W swoim pierwszym występie na chilijskim festiwalu kolumbijska gwiazda otrzymała owację na stojąco i zabrała do domu dwie nagrody Gaviota
Kwiaty, wąsy, sztandary, serca… Podczas swojej pierwszej wizyty w Chile na zakończenie Międzynarodowego Festiwalu Piosenki Viña del Mar w piątek (24 lutego), Camilo został powitany przez tak zwanego „potwora” (publiczność) w Quinta Vergara z prezentami, okrzykami i owacjami. Wszyscy śpiewali jego przeboje, w tym „Kesi”, „Pegao” i „Índigo”, ile sił w płucach.
Z charakterystyczną dla siebie prostotą i dobrą atmosferą, kolumbijski piosenkarz oraz autor tekstów – ubrany w białe spodnie, podkoszulek i boso – sprawił, że 15 000 widzów tańczyło i skakało w centralnym nadmorskim regionie Valparaíso. A publiczność nagrodziła go dwoma Gaviotami (nagrodą festiwalu), złotym i srebrnym.
„Dobry wieczór Viña. Dobry wieczór Chile. Dobry wieczór, plemię” – powiedział Camilo krótko po otwarciu swojego programu. „Marzyłem o tej chwili od wielu lat.
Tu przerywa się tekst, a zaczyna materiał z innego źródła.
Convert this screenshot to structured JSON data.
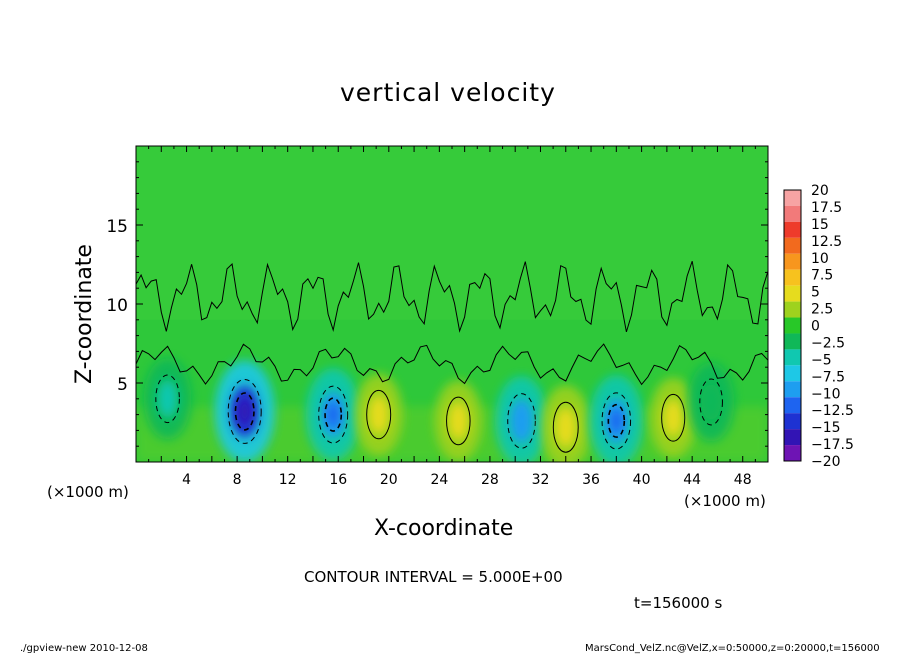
{
  "chart_data": {
    "type": "heatmap",
    "title": "vertical velocity",
    "xlabel": "X-coordinate",
    "ylabel": "Z-coordinate",
    "x_units": "(×1000 m)",
    "y_units": "(×1000 m)",
    "xlim": [
      0,
      50
    ],
    "ylim": [
      0,
      20
    ],
    "x_ticks": [
      "4",
      "8",
      "12",
      "16",
      "20",
      "24",
      "28",
      "32",
      "36",
      "40",
      "44",
      "48"
    ],
    "y_ticks": [
      "5",
      "10",
      "15"
    ],
    "colorbar": {
      "labels": [
        "20",
        "17.5",
        "15",
        "12.5",
        "10",
        "7.5",
        "5",
        "2.5",
        "0",
        "−2.5",
        "−5",
        "−7.5",
        "−10",
        "−12.5",
        "−15",
        "−17.5",
        "−20"
      ],
      "colors": [
        "#f7a3a3",
        "#f27a7a",
        "#ee3b2b",
        "#f26a1e",
        "#f7961e",
        "#f7c21e",
        "#e6dc1e",
        "#9ed21e",
        "#28c828",
        "#10b858",
        "#10c8b0",
        "#1ec8e6",
        "#1e9ef0",
        "#1e64f0",
        "#1e32d2",
        "#3214b4",
        "#6e14b4"
      ]
    },
    "cells": [
      {
        "x": 8.6,
        "z": 3.2,
        "w": -15.0
      },
      {
        "x": 15.6,
        "z": 3.0,
        "w": -10.5
      },
      {
        "x": 19.2,
        "z": 3.0,
        "w": 5.0
      },
      {
        "x": 25.5,
        "z": 2.6,
        "w": 4.5
      },
      {
        "x": 30.5,
        "z": 2.6,
        "w": -9.0
      },
      {
        "x": 34.0,
        "z": 2.2,
        "w": 6.0
      },
      {
        "x": 38.0,
        "z": 2.6,
        "w": -10.0
      },
      {
        "x": 42.5,
        "z": 2.8,
        "w": 4.0
      },
      {
        "x": 2.5,
        "z": 4.0,
        "w": -4.5
      },
      {
        "x": 45.5,
        "z": 3.8,
        "w": -3.5
      }
    ],
    "contour_interval": "CONTOUR INTERVAL = 5.000E+00",
    "time": "t=156000 s"
  },
  "footer": {
    "left": "./gpview-new  2010-12-08",
    "right": "MarsCond_VelZ.nc@VelZ,x=0:50000,z=0:20000,t=156000"
  },
  "colors": {
    "background": "#ffffff",
    "field_base": "#2ec83a",
    "upper_field": "#3ccd3a"
  }
}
Odkąd byłem mały, oglądałem moje ulubione koncerty moich ulubionych artystów z mojego domu [w Kolumbii] tutaj, w Viña del Mar”.
W towarzystwie swojego zespołu Camilo zaśpiewał ponad 15 piosenek, w tym „Favorito”, „Tutu” i „Vida de Rico”. Jego żona, piosenkarka i aktorka Evaluna Montaner, dołączyła do niego w „Por Primera Vez” i „Macchu Pichu”, a później pojawiła się ponownie, aby zamknąć program wraz z piosenką „Índigo”.
Przed przybyciem do Viña Camilo rozpoczął drugi etap swojej trasy De Adentro Pa Afuera Tour w Argentynie. Trasa będzie kontynuowana 1-2 marca w Movistar Arena w Santiago de Chile i do końca maja zabierze go do Paragwaju, Peru, Ekwadoru, Panamy, Kostaryki, Gwatemali i Meksyku.
„La tribu / Plemię” przejmuje Quinta Vergara
Tradycyjnie może być znany jako „el monstruo” (potwór), ale w piątek, podczas występu Camilo na festiwalu Viña del Mar, publiczność w Quinta Vergara była niewątpliwie częścią „plemienia” — jak kolumbijski artysta określa swoich zagorzałych fanów. Od dzieci do nastolatków, młodych dorosłych i nie tak młodych, oddanie piosenkarzowi było odczuwalne w postaci wąsów nawiązujących do słynnej cechy Camilo (niektóre naturalne, inne fałszywe), transparentami z wiadomościami o miłości, maskotkami, kwiatami i nie tylko. I przez cały koncert publiczność śpiewała, od początku do końca, na całe gardło.
Przejmująca wiadomość o poczuciu własnej wartości
W jednej ze swoich interakcji z chilijską publicznością Camilo namawiał swoich fanów, aby nie marnowali czasu na próby bycia tym, kim nie są. „Wielu chce, żebyśmy wyglądali jak inni”, powiedział, „abyśmy mieli abs jak inni, pewną liczbę obserwujących i polubień, jakby to uczyniło nas bardziej wartościowymi. Trzeba być sobą” – podkreślił. „Doceń to, kim jesteś i żyj w teraźniejszości.”
Camilo i Evaluna promieniują czystą miłością
Camilo błyszczy dzięki swoim własnym zasługom za każdym razem, gdy wychodzi na scenę, ale jest coś zdecydowanie wyjątkowego, gdy dzieli się tym z żoną Evaluną, a w Viña del Mar nie było wyjątku. Para zachwyciła „potwora” w Quinta Vergara swoimi duetami „Por Primera Vez” i „Machu Picchu”. Evaluna wyglądała promiennie w czarnym topie i spodniach, a Camilo zachwycał się: „Jaka piękna jest moja żona”, całując ją słodko. „Oklaski dla mamy mojej guaguity ” – dodał, używając chilijskiego określenia „dziecko” w odniesieniu do Índigo, ich 10-miesięcznej córki. Później zaprosił Evalunę z powrotem na scenę, aby wspólnie odebrać złotą Gaviotę i zamknąć koncert właśnie piosenką, która nosi imię ich córki.